Ich schaffe das. Ich weiß nicht, wie oft ich diese Phrase bereits wiederholt habe als sich die Kameras auf uns richten und mein sonstiger Törtchenkollege damit beginnt, dass besondere Speziell vorzustellen. Er spricht von Herausforderungen und Experimenten, schwingt dabei etliche Küchenutensilien umher, die er für gewöhnlich nicht benutzen muss und eigentlich in mein Metier gehören. Wie immer ist er voller Elan und Witz.
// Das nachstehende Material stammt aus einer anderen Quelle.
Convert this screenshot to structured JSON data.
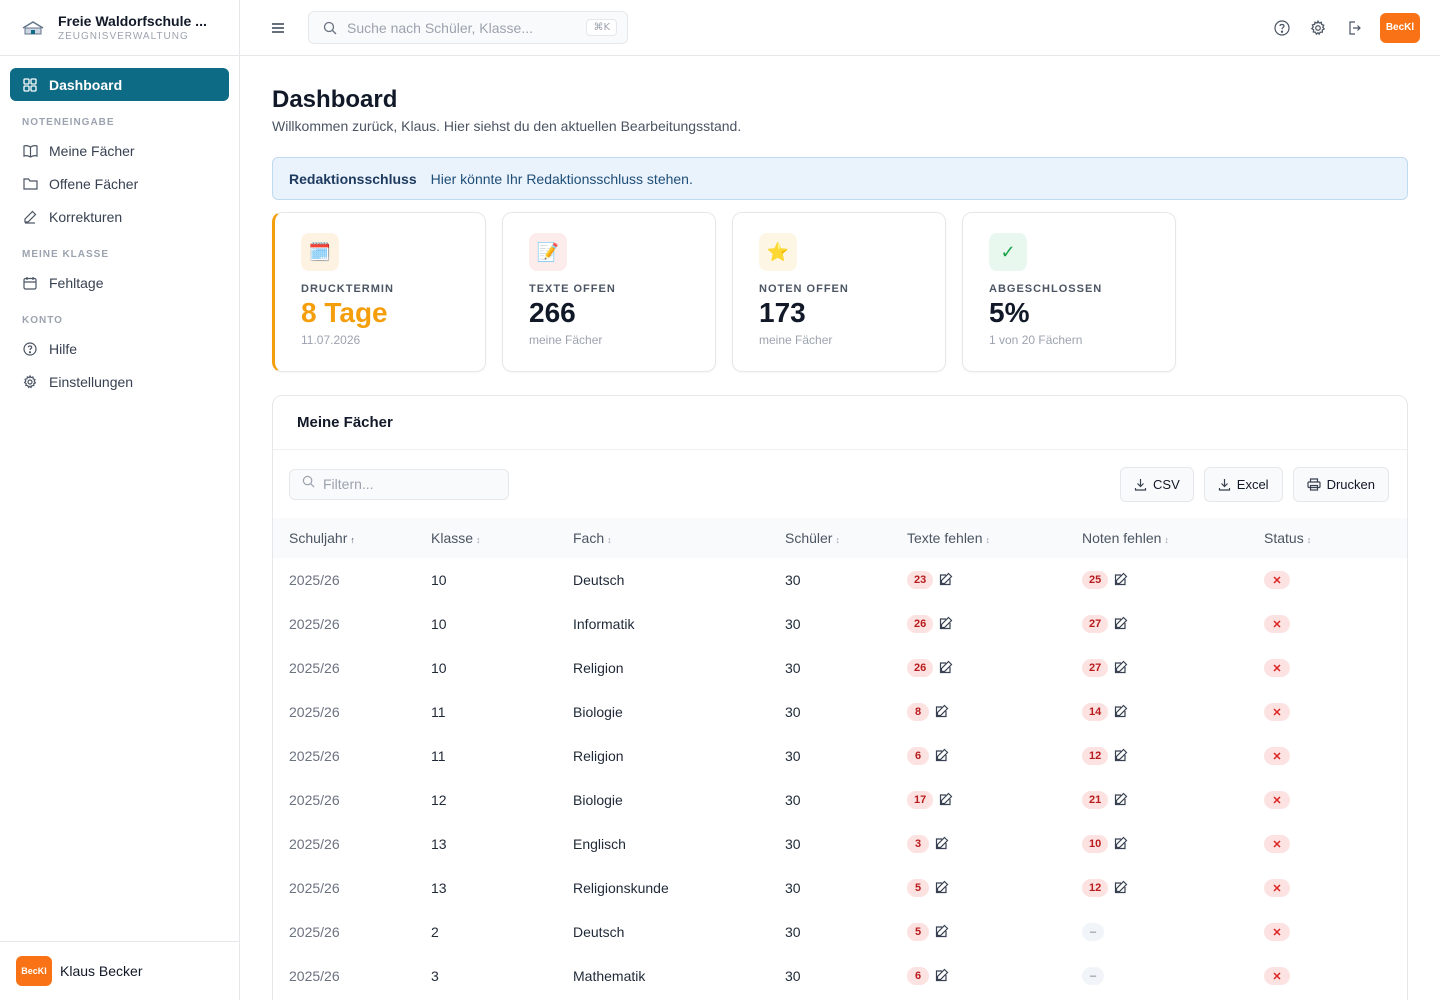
{
  "brand": {
    "title": "Freie Waldorfschule ...",
    "subtitle": "ZEUGNISVERWALTUNG"
  },
  "sidebar": {
    "dashboard": "Dashboard",
    "sections": [
      {
        "title": "NOTENEINGABE",
        "items": [
          "Meine Fächer",
          "Offene Fächer",
          "Korrekturen"
        ]
      },
      {
        "title": "MEINE KLASSE",
        "items": [
          "Fehltage"
        ]
      },
      {
        "title": "KONTO",
        "items": [
          "Hilfe",
          "Einstellungen"
        ]
      }
    ],
    "user": {
      "initials": "BecKl",
      "name": "Klaus Becker"
    }
  },
  "topbar": {
    "search_placeholder": "Suche nach Schüler, Klasse...",
    "shortcut": "⌘K",
    "avatar": "BecKl"
  },
  "page": {
    "title": "Dashboard",
    "subtitle": "Willkommen zurück, Klaus. Hier siehst du den aktuellen Bearbeitungsstand."
  },
  "notice": {
    "title": "Redaktionsschluss",
    "text": "Hier könnte Ihr Redaktionsschluss stehen."
  },
  "stats": [
    {
      "icon": "🗓️",
      "label": "DRUCKTERMIN",
      "value": "8 Tage",
      "note": "11.07.2026"
    },
    {
      "icon": "📝",
      "label": "TEXTE OFFEN",
      "value": "266",
      "note": "meine Fächer"
    },
    {
      "icon": "⭐",
      "label": "NOTEN OFFEN",
      "value": "173",
      "note": "meine Fächer"
    },
    {
      "icon": "✓",
      "label": "ABGESCHLOSSEN",
      "value": "5%",
      "note": "1 von 20 Fächern"
    }
  ],
  "panel": {
    "title": "Meine Fächer",
    "filter_placeholder": "Filtern...",
    "buttons": {
      "csv": "CSV",
      "excel": "Excel",
      "print": "Drucken"
    },
    "columns": [
      "Schuljahr",
      "Klasse",
      "Fach",
      "Schüler",
      "Texte fehlen",
      "Noten fehlen",
      "Status"
    ],
    "rows": [
      {
        "year": "2025/26",
        "class": "10",
        "subject": "Deutsch",
        "students": "30",
        "texts": "23",
        "grades": "25"
      },
      {
        "year": "2025/26",
        "class": "10",
        "subject": "Informatik",
        "students": "30",
        "texts": "26",
        "grades": "27"
      },
      {
        "year": "2025/26",
        "class": "10",
        "subject": "Religion",
        "students": "30",
        "texts": "26",
        "grades": "27"
      },
      {
        "year": "2025/26",
        "class": "11",
        "subject": "Biologie",
        "students": "30",
        "texts": "8",
        "grades": "14"
      },
      {
        "year": "2025/26",
        "class": "11",
        "subject": "Religion",
        "students": "30",
        "texts": "6",
        "grades": "12"
      },
      {
        "year": "2025/26",
        "class": "12",
        "subject": "Biologie",
        "students": "30",
        "texts": "17",
        "grades": "21"
      },
      {
        "year": "2025/26",
        "class": "13",
        "subject": "Englisch",
        "students": "30",
        "texts": "3",
        "grades": "10"
      },
      {
        "year": "2025/26",
        "class": "13",
        "subject": "Religionskunde",
        "students": "30",
        "texts": "5",
        "grades": "12"
      },
      {
        "year": "2025/26",
        "class": "2",
        "subject": "Deutsch",
        "students": "30",
        "texts": "5",
        "grades": "–"
      },
      {
        "year": "2025/26",
        "class": "3",
        "subject": "Mathematik",
        "students": "30",
        "texts": "6",
        "grades": "–"
      }
    ],
    "status_symbol": "✕"
  },
  "colors": {
    "primary": "#0e6b85",
    "accent": "#f59e0b",
    "avatar": "#f97316",
    "danger_bg": "#fde2e2"
  }
}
Teak ist ein geborener Entertainer. So ganz anders als ich. Als ich dran bin, lasse ich Zucker rieseln und puste, wie von mir gewünscht Mehl ins Bild, was mich direkt qualvoll husten lässt. Die ersten Lacher folgen.

Ich lasse mich nicht davon beirren und gebe mein Bestes. Ich brauche nicht lange, um mich für ein Gericht zu entscheiden. Im Grunde habe ich es schon die ganze Zeit gewusst. Ein Apfelstrudel. So, wie ihn meine Mutter gemacht hat.
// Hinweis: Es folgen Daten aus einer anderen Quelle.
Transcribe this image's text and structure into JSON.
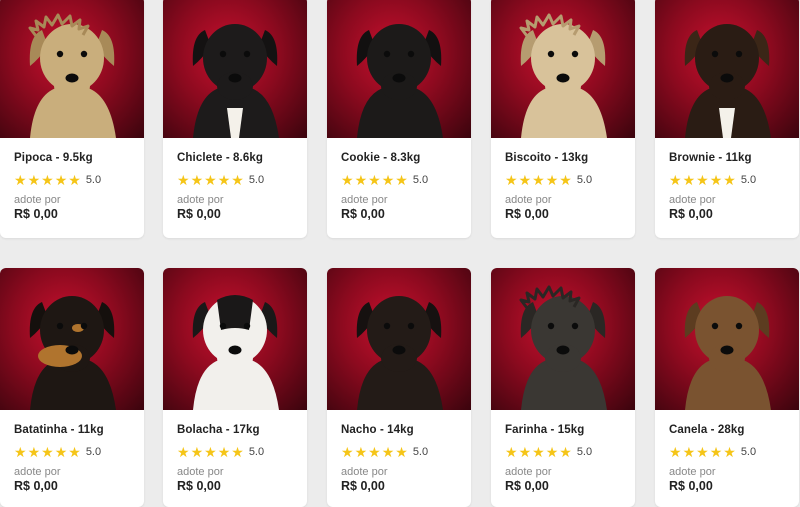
{
  "colors": {
    "star": "#f5c518",
    "photo_bg": "#a50d25"
  },
  "cards": [
    {
      "name": "Pipoca - 9.5kg",
      "rating": 5,
      "rating_label": "5.0",
      "adopt_label": "adote por",
      "price": "R$ 0,00",
      "fur": "#c9ae7c",
      "ear": "#a88a58",
      "style": "shaggy"
    },
    {
      "name": "Chiclete - 8.6kg",
      "rating": 5,
      "rating_label": "5.0",
      "adopt_label": "adote por",
      "price": "R$ 0,00",
      "fur": "#1d1b1b",
      "ear": "#141212",
      "style": "chest"
    },
    {
      "name": "Cookie - 8.3kg",
      "rating": 5,
      "rating_label": "5.0",
      "adopt_label": "adote por",
      "price": "R$ 0,00",
      "fur": "#1c1a19",
      "ear": "#121010",
      "style": "plain"
    },
    {
      "name": "Biscoito - 13kg",
      "rating": 5,
      "rating_label": "5.0",
      "adopt_label": "adote por",
      "price": "R$ 0,00",
      "fur": "#d8c29a",
      "ear": "#b69c70",
      "style": "shaggy"
    },
    {
      "name": "Brownie - 11kg",
      "rating": 5,
      "rating_label": "5.0",
      "adopt_label": "adote por",
      "price": "R$ 0,00",
      "fur": "#2a1c14",
      "ear": "#3b2617",
      "style": "chest"
    },
    {
      "name": "Batatinha - 11kg",
      "rating": 5,
      "rating_label": "5.0",
      "adopt_label": "adote por",
      "price": "R$ 0,00",
      "fur": "#1e1713",
      "ear": "#15100d",
      "style": "tan"
    },
    {
      "name": "Bolacha - 17kg",
      "rating": 5,
      "rating_label": "5.0",
      "adopt_label": "adote por",
      "price": "R$ 0,00",
      "fur": "#f2f0ec",
      "ear": "#1a1818",
      "style": "piebald"
    },
    {
      "name": "Nacho - 14kg",
      "rating": 5,
      "rating_label": "5.0",
      "adopt_label": "adote por",
      "price": "R$ 0,00",
      "fur": "#231b17",
      "ear": "#161110",
      "style": "plain"
    },
    {
      "name": "Farinha - 15kg",
      "rating": 5,
      "rating_label": "5.0",
      "adopt_label": "adote por",
      "price": "R$ 0,00",
      "fur": "#3a3733",
      "ear": "#2a2724",
      "style": "shaggy"
    },
    {
      "name": "Canela - 28kg",
      "rating": 5,
      "rating_label": "5.0",
      "adopt_label": "adote por",
      "price": "R$ 0,00",
      "fur": "#7a5330",
      "ear": "#5c3c20",
      "style": "plain"
    }
  ]
}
Mit sanft gebräuntem Teig. Knusprig beim ersten Bissen und mit dem vollmundigen Geschmack süßer Äpfel, buttrig und zart beim Abgang. Jeder Bissen sollte ein herrlich duftender Nebel von sanft sauren Apfelaromen, Zimt und süßem Rum sein, der auf der Zunge tanzt und jedem die Sinne berauscht. Muskatnuss und geröstete Mandeln runden es ab. Tonkabohne und Karamell bringen den Kick. Es wird perfekt.

Die Realität sieht leider anders aus.

Der Strudelteig klebt mehr als das er blättert und zu allem Überfluss verschütte ich zu viel Zimt über den Apfelschnitzen, weil ich zu hektisch bin, um dafür einen Messlöffel zu benutzen. Ich versuche noch einige Reste des Pulvers abzukratzen, aber ich weiß jetzt schon, dass die Ausgewogenheit der Gewürze damit völlig durcheinander gebracht ist.

Das Karamell verklumpt und die Zuckerkristalle wollen sich einfach nicht auflösen, egal, was ich versuche. Die hinzugefügte Sahne lässt es in einem unbeachteten Moment vollkommen überkochen und aus den vorigen Klümpchen werden steinharte Brocken. Zartschmelzend ist anders. Die geschmolzene Butter flockt und nicht einmal die Sahne ist mir wohlgesonnen.

Es ist zu süß. Nicht rund. Nicht gut.

Ein Desaster. Das ganze Studio beginnt zu lachen, ebenso, wie der gelernte Patissier neben mir.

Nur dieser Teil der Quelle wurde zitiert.